Kibana: Using new enrollment token with new config doesn't create data-sources / stream data

Created on 4 Jun 2020  路  12Comments  路  Source: elastic/kibana

Kibana version: 7.8 BC5

  • testing on Chrome on macOS with Cloud GCP deploy of 7.8

Describe the bug:
when user first deploys, if they use the default enrollment key and a new config, the agent datasources are not set up (nothing shows in data streams tab in Ingest Manager)

Steps to reproduce:

  1. deploy 7.8 BC 5 to cloud, I used GCP but I expect this is irrespective of provider
  2. set up the xpack option in cloud ui to enable 'alpha' Ingest Manager and apply
  3. in Ingest Manager, click on Fleet tab and create Fleet user
  4. click on configuration, and create a new config named 'foo config'
  5. click in fleet to create a new Enrollment, name like 'foo' and tie it to 'foo config'
  6. click on 'enroll new agent' and copy the enrollment command
  7. on host, enroll a macOS or windows agent with the enroll string, and the 7.8 BC Agent, it seems to work, agent enrolls and runs fine and shows good logging
  8. in Kibana, go to Fleet an look at Agent, it shows up initially as an error, then turns ok and is 'on-line' and has some activity log
  9. but the data streams never fill in, no docs are streaming into ES

Expected behavior:
Datastream is set up and docs are streaming in

Screenshots (if relevant):
agent-looks-online-successfully
no-datastreams
no-docs-in-es

Errors in browser console (if relevant):
n/a

Any additional context:

  • I deployed another environment and used the default config and enrollment key and the same agent binary on the same host as earlier and it works as expected.
alpha1 Ingest Management bug

All 12 comments

I will post to the chat a pair of servers that I am using. @ph @ruflin

Pinging @elastic/ingest-management (Team:Ingest Management)

@EricDavisX can you share your custom configuration and logs from filebeat?
it might be that output definition is invalid such as elasticsearch:9200

Michal says off line that he'll update the ticket soon with details of research we did. We're not yet certain whats up. I tried to reproduce it out-right and could not with a new clean deploy. I am trying to get as close to the original repro usage to see...

we did couple of experiments with @EricDavisX and found out some weird issues with the environment he had setup.
first weird thing was that he had 2 system packages in a Default configuration one of which was with empty namespace.
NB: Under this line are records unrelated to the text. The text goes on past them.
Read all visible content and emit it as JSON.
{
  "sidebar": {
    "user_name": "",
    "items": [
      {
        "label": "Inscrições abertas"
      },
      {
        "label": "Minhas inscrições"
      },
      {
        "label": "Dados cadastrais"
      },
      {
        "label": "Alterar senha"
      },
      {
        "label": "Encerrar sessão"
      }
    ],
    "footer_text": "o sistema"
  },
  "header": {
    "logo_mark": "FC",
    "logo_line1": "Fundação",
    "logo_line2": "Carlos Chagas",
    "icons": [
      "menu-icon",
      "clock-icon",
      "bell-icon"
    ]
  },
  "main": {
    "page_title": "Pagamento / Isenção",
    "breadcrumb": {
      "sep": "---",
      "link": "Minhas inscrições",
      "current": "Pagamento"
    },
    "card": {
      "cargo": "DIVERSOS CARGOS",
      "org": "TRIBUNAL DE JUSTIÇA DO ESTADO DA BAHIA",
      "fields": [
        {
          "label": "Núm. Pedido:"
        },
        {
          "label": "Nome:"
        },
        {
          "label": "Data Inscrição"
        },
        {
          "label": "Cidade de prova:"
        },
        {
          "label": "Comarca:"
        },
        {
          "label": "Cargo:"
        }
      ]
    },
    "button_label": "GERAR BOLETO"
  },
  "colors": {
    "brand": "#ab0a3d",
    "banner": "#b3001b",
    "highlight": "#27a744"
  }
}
I believe we fixed empty namespace recently on both sides.

the other thing was that in his environment agent retrieved configuration and configured beats to send events but event were logging

pipeline/output.go:181  failed to publish events: temporary bulk send failure

due to

2020-06-04T13:47:39.919+0200    DEBUG   [elasticsearch] elasticsearch/client.go:413 Bulk item insert failed (i=45, status=500): {"type":"illegal_state_exception","reason":"invalid mapping definition, expected a single map underneath [_doc] but it was: [{dynamic_templates=[{strings_as_keyword={mapping={ignore_above=1024, type=keyword}, match_mapping_type=string}}], date_detection=false, properties={@timestamp={type=date}, system={properties={load={properties={1={scaling_factor=1000, type=scaled_float}, cores={type=long}, 15={scaling_factor=1000, type=scaled_float}, 5={scaling_factor=1000, type=scaled_float}, norm={properties={1={scaling_factor=1000, type=scaled_float}, 15={scaling_factor=1000, type=scaled_float}, 5={scaling_factor=1000, type=scaled_float}}}}}}}, stream={properties={namespace={type=constant_keyword}, type={type=constant_keyword}, dataset={type=constant_keyword}}}}}]"}

so we tried executing following query on different environments one of which was erics misbehaving instance

POST /metrics-system.load-default/_doc
{
  "@timestamp": "2020-06-04T13:14:03.926Z",
  "@metadata": {
    "beat": "metricbeat",
    "type": "_doc",
    "version": "7.8.0",
    "raw_index": "metrics-system.load-default"
  },
  "ecs": {
    "version": "1.5.0"
  },
  "host": {
    "name": "Michals-MacBook-Pro-2.local"
  },
  "agent": {
    "id": "e0d07c67-d88c-4fb2-aaf4-af4e5c96df85",
    "name": "Michals-MacBook-Pro-2.local",
    "type": "metricbeat",
    "version": "7.8.0",
    "hostname": "Michals-MacBook-Pro-2.local",
    "ephemeral_id": "76af8fa4-bc13-4b3f-af1a-09dc21c5b6ea"
  },
  "event": {
    "dataset": "system.load",
    "module": "system",
    "duration": 53840
  },
  "metricset": {
    "name": "load",
    "period": 10000
  },
  "service": {
    "type": "system"
  },
  "system": {
    "load": {
      "cores": 8,
      "5": 3.6289,
      "15": 3.769,
      "norm": {
        "5": 0.4536,
        "15": 0.4711
      }
    }
  },
  "stream": {
    "namespace": "default",
    "type": "metrics",
    "dataset": "system.load"
  }
}

on each of environments it passed ok but on erics. his instance returned similar template error as mentioned above.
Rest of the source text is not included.